Dalam upaya memenuhi komitmen Indonesia untuk mencapai Net Zero Emission (NZE) pada 2060 atau lebih cepat, pemerintah menghadapi beberapa tantangan yang harus dihadapi. Untuk itu, kolaborasi dan partisipasi dari semua pemangku kepentingan diperlukan untuk mempercepat transisi energi. Hal tersebut disampaikan oleh Plt. Direktur Jenderal Ketenagalistrikan Dadan Kusdiana pada acara Asean Energy Business Forum 2022 "Indonesia's Energy Project Investment Opportunities" yang diselenggarakan secara online pada Jumat, 16 September 2022.

"Dalam mencapai tujuan NZE, kendala yang dihadapi diantaranya adalah infrastruktur di beberapa daerah masih belum terkoneksi dengan jaringan listrik, dan terkadang supply dan demand tidak dalam lokasi yang sama. Untuk itu kolaborasi dan partisipasi dari semua pemangku kepentingan diperlukan untuk mempercepat transisi energi," ungkap Dadan.
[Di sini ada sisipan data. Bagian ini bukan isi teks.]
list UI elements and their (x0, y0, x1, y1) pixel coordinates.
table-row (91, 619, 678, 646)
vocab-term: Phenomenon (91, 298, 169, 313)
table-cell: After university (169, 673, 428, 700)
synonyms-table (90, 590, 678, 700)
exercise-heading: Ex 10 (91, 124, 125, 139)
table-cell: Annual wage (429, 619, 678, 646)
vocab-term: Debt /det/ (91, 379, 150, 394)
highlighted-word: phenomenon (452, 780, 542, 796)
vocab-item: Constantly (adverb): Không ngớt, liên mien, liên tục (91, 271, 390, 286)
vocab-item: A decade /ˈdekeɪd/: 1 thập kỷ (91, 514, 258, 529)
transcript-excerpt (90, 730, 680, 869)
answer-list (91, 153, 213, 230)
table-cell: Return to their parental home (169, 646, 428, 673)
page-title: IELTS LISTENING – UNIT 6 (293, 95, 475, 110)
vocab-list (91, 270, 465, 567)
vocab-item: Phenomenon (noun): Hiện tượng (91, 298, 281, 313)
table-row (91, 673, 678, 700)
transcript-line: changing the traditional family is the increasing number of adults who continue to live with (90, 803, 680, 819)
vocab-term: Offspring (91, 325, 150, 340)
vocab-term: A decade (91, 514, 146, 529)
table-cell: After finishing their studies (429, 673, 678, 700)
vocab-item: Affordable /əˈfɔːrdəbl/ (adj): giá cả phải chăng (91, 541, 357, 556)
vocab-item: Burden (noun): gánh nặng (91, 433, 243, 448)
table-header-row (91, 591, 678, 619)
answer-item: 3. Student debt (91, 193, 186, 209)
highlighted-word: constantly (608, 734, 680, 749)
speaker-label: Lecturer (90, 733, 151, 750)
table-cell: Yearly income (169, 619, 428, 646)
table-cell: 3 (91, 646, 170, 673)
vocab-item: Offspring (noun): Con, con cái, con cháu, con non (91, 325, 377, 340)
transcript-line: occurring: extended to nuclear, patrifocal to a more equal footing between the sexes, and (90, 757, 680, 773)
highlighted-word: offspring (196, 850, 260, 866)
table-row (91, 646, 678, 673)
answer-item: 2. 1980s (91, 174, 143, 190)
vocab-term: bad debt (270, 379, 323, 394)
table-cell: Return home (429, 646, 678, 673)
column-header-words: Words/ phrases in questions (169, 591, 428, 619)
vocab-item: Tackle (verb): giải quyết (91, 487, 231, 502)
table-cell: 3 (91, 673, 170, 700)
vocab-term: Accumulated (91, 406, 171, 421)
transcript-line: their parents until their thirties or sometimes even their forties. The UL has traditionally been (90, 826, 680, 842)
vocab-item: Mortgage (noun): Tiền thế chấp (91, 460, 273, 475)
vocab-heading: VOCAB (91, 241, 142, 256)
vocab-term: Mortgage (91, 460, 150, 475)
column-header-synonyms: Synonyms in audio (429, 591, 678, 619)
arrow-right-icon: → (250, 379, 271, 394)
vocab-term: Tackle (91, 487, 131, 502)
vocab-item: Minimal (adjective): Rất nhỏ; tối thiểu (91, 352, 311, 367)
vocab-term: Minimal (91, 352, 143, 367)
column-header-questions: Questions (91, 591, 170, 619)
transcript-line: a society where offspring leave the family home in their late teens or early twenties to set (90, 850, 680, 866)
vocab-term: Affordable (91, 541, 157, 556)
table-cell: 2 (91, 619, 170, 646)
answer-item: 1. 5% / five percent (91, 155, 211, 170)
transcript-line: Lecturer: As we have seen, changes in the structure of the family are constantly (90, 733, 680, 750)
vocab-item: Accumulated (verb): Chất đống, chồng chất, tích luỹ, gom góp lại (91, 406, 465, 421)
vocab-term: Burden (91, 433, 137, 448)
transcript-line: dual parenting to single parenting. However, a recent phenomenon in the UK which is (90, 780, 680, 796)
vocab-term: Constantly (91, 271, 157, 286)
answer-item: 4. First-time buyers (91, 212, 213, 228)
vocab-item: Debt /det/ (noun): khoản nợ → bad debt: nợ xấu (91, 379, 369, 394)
Transisi energi menuju energi yang lebih bersih menjadi isu yang sangat penting mengingat kondisi iklim global saat ini. Sebagai salah satu pihak yang turut berkomitmen dalam Paris Agreement, dalam bidang energi Indonesia berkomitmen untuk menurunkan emisi Gas Rumah Kaca sebesar 314-446 juta ton CO2 pada tahun 2030 melalui pengembangan energi terbarukan, penerapan efisiensi energi, konservasi energi, serta penerapan teknologi energi bersih.

"Sebagai bagian dari masyarakat global, Indonesia turut serta berkontribusi dalam pengurangan emisi gas rumah kaca, dan telah berkomitmen untuk mengurangi emisi 29-41% pada tahun 2030," jelas Dadan.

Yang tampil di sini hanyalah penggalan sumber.